How much film do you scan to get the grain sampling you are looking for?

“It was a cheat. It was :30, and then relatively random. Another thing that we tried to do, as far as mimicking the stocks of that era, is just how actual primaries would respond. There was an initial correction that was taking sky colors and moving them more toward a deep, rich cyan sky.”

Are you working any differently, knowing you will be creating a Dolby Vision deliverable?

“I’m a big proponent of ACES and I tend to like to work with ACES in a lot of things, which gives you the ability to switch to Dolby very easily. On this particular project I just kept the same workflow as Lights Out because we were all familiar with it, and had success on that. 

“We colored in standard Arri Log C, and went to that normal theatrical look up table…Once we had all of our color decisions made, the delivery on the show was slightly different than I normally would…I [gave] them the Log C out at the native resolution and then, additionally, there was a grain package that came with it — a grain-adjustment layer that would then be comp’ed over the top.”

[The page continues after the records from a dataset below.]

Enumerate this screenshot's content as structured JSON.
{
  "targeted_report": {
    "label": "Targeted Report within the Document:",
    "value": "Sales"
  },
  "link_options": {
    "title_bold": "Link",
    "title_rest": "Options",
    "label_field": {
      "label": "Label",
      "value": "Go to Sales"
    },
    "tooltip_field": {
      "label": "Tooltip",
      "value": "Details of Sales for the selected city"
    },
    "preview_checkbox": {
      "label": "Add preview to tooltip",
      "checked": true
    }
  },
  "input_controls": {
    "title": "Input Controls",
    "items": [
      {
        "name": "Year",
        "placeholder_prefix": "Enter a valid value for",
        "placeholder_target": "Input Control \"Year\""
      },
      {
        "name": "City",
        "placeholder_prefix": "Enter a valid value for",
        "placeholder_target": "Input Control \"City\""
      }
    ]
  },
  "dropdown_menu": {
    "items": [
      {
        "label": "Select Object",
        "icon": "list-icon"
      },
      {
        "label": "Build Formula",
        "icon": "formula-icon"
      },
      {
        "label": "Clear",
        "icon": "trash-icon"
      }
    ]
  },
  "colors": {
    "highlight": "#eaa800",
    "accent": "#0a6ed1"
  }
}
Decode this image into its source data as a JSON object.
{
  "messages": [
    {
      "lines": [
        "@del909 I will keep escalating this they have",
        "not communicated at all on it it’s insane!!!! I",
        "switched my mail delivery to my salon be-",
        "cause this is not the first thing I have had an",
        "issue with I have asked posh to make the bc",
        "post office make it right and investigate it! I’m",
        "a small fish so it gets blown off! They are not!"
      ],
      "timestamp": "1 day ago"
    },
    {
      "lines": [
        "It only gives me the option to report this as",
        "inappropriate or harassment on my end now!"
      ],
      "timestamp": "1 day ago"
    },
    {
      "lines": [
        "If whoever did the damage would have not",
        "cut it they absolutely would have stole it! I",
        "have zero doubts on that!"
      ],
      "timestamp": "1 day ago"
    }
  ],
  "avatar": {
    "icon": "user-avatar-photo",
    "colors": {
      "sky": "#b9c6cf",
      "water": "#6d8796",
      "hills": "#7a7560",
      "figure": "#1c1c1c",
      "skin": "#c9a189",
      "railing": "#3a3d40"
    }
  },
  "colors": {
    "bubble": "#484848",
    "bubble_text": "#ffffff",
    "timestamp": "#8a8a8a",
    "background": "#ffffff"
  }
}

Can you talk about working in HDR?

“Most people think of HDR as, ‘look at how much more I get in the highlights!’ This was the first film where I got to explore going into the shadow areas. They were so much richer blacks. You get to see more into it without showing too much more. It’s by far my favorite version that we did for this film.”

What was the timeline for completing this project?

“We finished this much earlier than it was actually released. Initial discussion happens long before they even start shooting. We do a hair and make-up test, they shoot, we go into editorial, and there are a few days for clean up for a preview version. And then the final DI happened when we got Maxime in town.

“The final DI went, as far as timing, we had a week with Maxime. And the beauty of this show was, because it was shot on a set on the Warner Bros. lot, there was super consistent lighting, which made the whole process seamless and go extremely fast. Maxime is a master of what he does. A lot of it was in a really great place to start, which allowed us to start doing more advanced color correction sooner than I typically would on a show. We started breaking up the shapes and the keys, and really isolating things pretty much from day 1, where you would normally spend the first week, maybe two weeks of a show, balancing it and getting it to look like a feature, and then start doing the fine tuning. This show had a good two weeks of just tweaks and we were able to do the small things that make a big impact over time. It’s the things that often you don’t have the luxury to really get into until a much later stage.”